Unlike Gretchen's first Craftsy course, this one leaves much to be desired. The whole premise seems silly to me, presenting two different methods, hand tailoring and fusible, each on half of the same jacket. It would have been so much better to complete a whole jacket one way and a separate jacket the other way, side by side, from start to finish, instead of trying to lazily cram it all into one Frankenstein garment. The sequence of steps is severely compromised, which can lead to confusion and frustration, as evidenced in the questions and comments posted.
I believe the purpose is to contrast and compare the old-fashioned, labor-intensive, time-consuming method with the more modern, faster approach in the end product. However, this is never really accomplished, as the video ends with the buttons being sewn on the jacket, and the completed garment is never seen, except for a couple of quick shots added in as an afterthought, of Gertie flashing it over a Craftsy logo T-shirt. I suspect this was a wadder, since the actual jacket is not showcased along with the other suits or displayed on a badge like the bombshell dress was.

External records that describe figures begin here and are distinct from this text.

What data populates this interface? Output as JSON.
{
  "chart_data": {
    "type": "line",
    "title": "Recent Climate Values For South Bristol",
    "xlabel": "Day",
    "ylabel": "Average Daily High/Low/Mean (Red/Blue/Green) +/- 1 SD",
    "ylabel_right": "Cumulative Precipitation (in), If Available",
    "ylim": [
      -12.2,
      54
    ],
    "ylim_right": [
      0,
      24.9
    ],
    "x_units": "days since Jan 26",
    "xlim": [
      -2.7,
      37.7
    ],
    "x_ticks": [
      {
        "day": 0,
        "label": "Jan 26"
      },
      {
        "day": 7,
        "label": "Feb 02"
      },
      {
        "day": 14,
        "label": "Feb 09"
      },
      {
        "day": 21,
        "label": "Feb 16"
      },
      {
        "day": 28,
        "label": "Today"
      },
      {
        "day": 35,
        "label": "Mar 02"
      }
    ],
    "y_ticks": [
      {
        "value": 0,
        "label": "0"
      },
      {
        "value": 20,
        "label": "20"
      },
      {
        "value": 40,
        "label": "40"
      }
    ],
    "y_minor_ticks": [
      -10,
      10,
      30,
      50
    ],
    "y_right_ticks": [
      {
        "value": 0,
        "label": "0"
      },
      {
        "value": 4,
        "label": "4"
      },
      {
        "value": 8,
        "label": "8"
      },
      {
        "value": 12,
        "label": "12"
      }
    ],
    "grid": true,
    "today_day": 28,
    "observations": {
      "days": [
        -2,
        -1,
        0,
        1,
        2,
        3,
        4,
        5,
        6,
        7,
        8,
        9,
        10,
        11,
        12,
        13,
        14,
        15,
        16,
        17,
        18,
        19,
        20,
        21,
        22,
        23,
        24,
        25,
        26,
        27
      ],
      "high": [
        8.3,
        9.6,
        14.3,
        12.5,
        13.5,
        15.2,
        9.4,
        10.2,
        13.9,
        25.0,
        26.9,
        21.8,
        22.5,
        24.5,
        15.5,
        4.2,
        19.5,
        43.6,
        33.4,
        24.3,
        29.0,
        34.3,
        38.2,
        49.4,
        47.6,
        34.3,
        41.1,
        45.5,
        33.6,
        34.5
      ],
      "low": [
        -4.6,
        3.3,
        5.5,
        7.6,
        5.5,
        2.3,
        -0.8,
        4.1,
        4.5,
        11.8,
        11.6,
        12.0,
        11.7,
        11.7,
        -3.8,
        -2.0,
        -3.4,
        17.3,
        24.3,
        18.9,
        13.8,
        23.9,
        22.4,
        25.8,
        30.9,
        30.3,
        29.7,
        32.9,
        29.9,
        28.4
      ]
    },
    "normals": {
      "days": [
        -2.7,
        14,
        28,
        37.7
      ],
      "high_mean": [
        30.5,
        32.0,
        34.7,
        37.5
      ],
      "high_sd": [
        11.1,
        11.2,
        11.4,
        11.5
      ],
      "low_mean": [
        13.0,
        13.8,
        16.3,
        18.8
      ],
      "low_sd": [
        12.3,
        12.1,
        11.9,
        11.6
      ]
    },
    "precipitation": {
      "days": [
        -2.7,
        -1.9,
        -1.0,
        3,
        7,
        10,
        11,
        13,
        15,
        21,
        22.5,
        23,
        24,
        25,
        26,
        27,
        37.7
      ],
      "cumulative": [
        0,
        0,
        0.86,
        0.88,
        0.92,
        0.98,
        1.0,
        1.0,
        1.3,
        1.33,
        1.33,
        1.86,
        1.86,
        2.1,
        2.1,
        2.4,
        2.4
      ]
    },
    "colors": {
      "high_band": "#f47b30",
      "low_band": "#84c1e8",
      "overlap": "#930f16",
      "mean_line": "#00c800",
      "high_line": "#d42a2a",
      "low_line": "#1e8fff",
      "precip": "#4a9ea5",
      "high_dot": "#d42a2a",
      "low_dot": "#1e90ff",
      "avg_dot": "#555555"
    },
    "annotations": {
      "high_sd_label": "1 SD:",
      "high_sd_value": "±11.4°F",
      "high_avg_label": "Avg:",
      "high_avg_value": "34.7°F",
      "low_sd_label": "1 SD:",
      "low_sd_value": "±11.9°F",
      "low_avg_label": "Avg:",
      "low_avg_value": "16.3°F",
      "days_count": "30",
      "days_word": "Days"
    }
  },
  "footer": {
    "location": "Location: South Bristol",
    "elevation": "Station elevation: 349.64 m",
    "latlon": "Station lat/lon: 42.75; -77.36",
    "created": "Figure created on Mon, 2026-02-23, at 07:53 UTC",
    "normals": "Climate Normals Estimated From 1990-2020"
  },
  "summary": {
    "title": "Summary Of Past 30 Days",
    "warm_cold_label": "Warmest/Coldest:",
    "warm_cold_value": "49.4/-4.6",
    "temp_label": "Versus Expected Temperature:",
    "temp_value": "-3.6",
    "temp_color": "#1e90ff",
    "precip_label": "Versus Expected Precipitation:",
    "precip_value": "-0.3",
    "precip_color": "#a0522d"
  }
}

I was not impressed with the quality of the information contained in the video. Rather than an expert teaching from years of mastering the subject, it's more like an intermediate seamstress exploring techniques she read in old books and magazines; and the methods presented are not necessarily the best, easiest, or most efficient ones out there. For example, the patch method used for bound buttonholes is cumbersome and requires endless manipulation to form the lips by hand. Gertie references an alternate method on her blog, but a far better tutorial can be found in Jackets for Real People.
The lesson on attaching the collars and facings is especially convoluted, with starting and stopping a seam several times (supposedly for better control). This could have been executed more effectively by simply basting and then sewing it all in one pass. In this same section, it's almost painful to watch as Gertie presses the curved collar open on a point presser (the collar has no point or straight edge like a traditional shirt collar); she really needs a June Tailor board for this task. She mentions a contour pressing board generically, and someone posted a question asking for more information about it, but the question remains unanswered.
The only useful bit I gleaned from the class was having the process of pad stitching being demonstrated live rather than in two-dimensional textbooks. I'm still not a convert as to the value of such a practice, especially when I am satisfied with the results achieved through the lapel wedge.
The pattern included in the class is crudely drafted. The curves on the collar and under collar don't match, not because one is supposed to be slightly smaller to favor the seam, but because the lines are just wonky. The same applies to the front facing and jacket front.
Overall, I was disappointed in the class; it's simply not as well-done as the bombshell class.